There is a pot of something unpleasant bubbling on an old stove but it looks otherwise without the human touch.
We then cut to a farmer who, after washing off the toxic atmosphere of his fields, enters his slum of a house.
The farmer is a first-generation replicant, and K has come to kill him: a fight ensues and just as K is set to deliver the fatal blow, the farmer asks him if he has ever seen a miracle. Before the screening I saw of this film, director Denis Villeneuve asked journalists not to include any plot spoilers, so it shall be left here. Suffice to say, K embarks on a journey to uncover a fundamental, world-changing truth about replicants, humans, and gets embroiled in plenty of action along the way.
This is more than a shoot-’em-up sequel. It asks pertinent questions. From K’s hologram of a girlfriend (Ana de Armas), who has the Pinocchio syndrome of knowing they aren’t truly “alive”, to letting us know what happened to Deckard (Harrison Ford) after the first Blade Runner, it blitzes the senses.
Above all, great sci-fi should do two things: it should offer a consideration of the human condition, and ponder the great ethical questions of the time.

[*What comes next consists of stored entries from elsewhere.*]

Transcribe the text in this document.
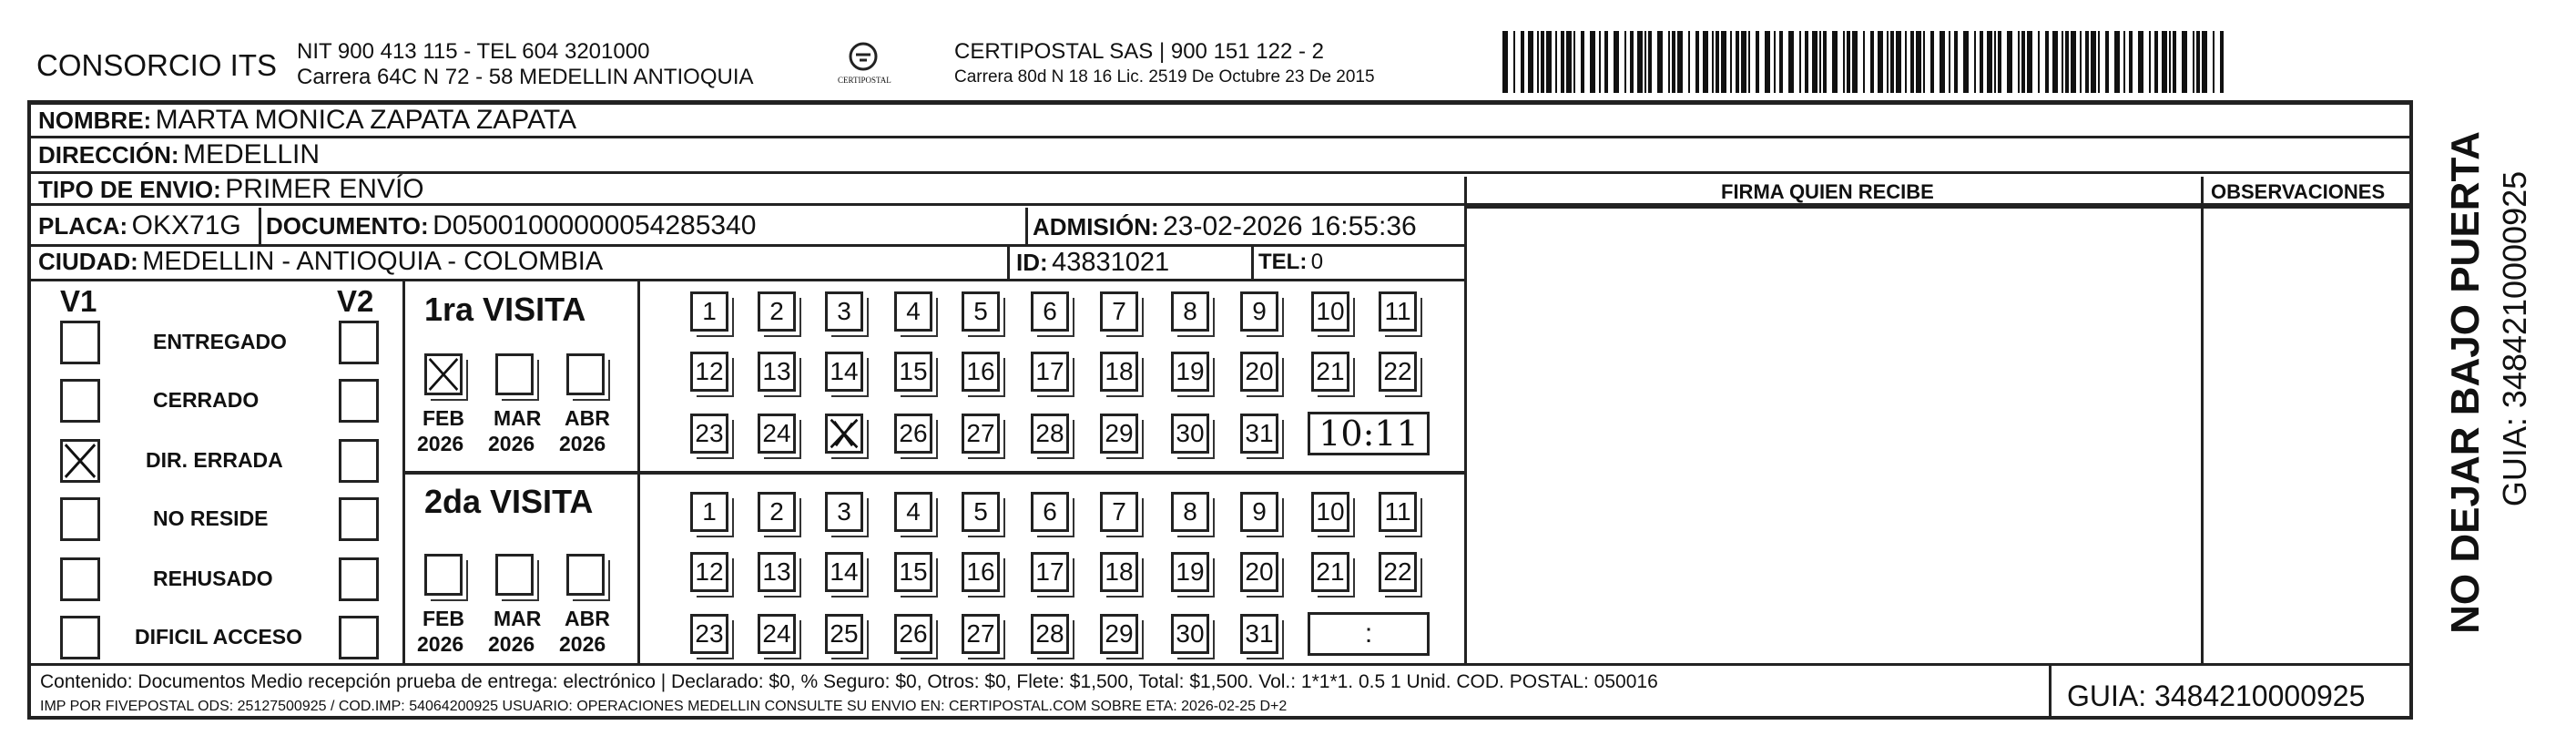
CONSORCIO ITS NIT 900 413 115 - TEL 604 3201000
Carrera 64C N 72 - 58 MEDELLIN ANTIOQUIA	CERTIPOSTAL
CERTIPOSTAL SAS | 900 151 122 - 2
Carrera 80d N 18 16 Lic. 2519 De Octubre 23 De 2015
NOMBRE: MARTA MONICA ZAPATA ZAPATA
DIRECCIÓN: MEDELLIN
TIPO DE ENVIO: PRIMER ENVÍO
PLACA: OKX71G DOCUMENTO: D0500100000005428534​0	ADMISIÓN: 23-02-2026 16:55:36
CIUDAD: MEDELLIN - ANTIOQUIA - COLOMBIA	ID: 43831021	TEL: 0
FIRMA QUIEN RECIBE	OBSERVACIONES
V1	V2
ENTREGADO
CERRADO
DIR. ERRADA
NO RESIDE
REHUSADO
DIFICIL ACCESO
1ra VISITA
2da VISITA
FEB
2026
MAR
2026
ABR
2026
1 2 3 4 5 6 7 8 9 10 11
12 13 14 15 16 17 18 19 20 21 22
23 24	26 27 28 29 30 31 10:11
FEB
2026
MAR
2026
ABR
2026
1 2 3 4 5 6 7 8 9 10 11
12 13 14 15 16 17 18 19 20 21 22
23 24 25 26 27 28 29 30 31	:
Contenido: Documentos Medio recepción prueba de entrega: electrónico | Declarado: $0, % Seguro: $0, Otros: $0, Flete: $1,500, Total: $1,500. Vol.: 1*1*1. 0.5 1 Unid. COD. POSTAL: 050016
IMP POR FIVEPOSTAL ODS: 25127500925 / COD.IMP: 54064200925 USUARIO: OPERACIONES MEDELLIN CONSULTE SU ENVIO EN: CERTIPOSTAL.COM SOBRE ETA: 2026-02-25 D+2	GUIA: 3484210000925
NO DEJAR BAJO PUERTA GUIA: 3484210000925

It should also offer up a warning for the present from the future – Blade Runner author Philip K Dick is known for this.
Look carefully. As well as the more obvious elements of this futurescape – a world of global climate catastrophe, of the commodification of sex, of an underclass living outside the realms of an urban landscape, of an unbridgeable gulf between rich and poor, of the lack of democracy and accountability where corporations are mighty – there are more subtle ideas.
Scott’s original has become a landmark. There is a huge responsibility in making a sequel and it is a brave undertaking. Apart from a moment late on that undermined the plot arc, this is a grand achievement.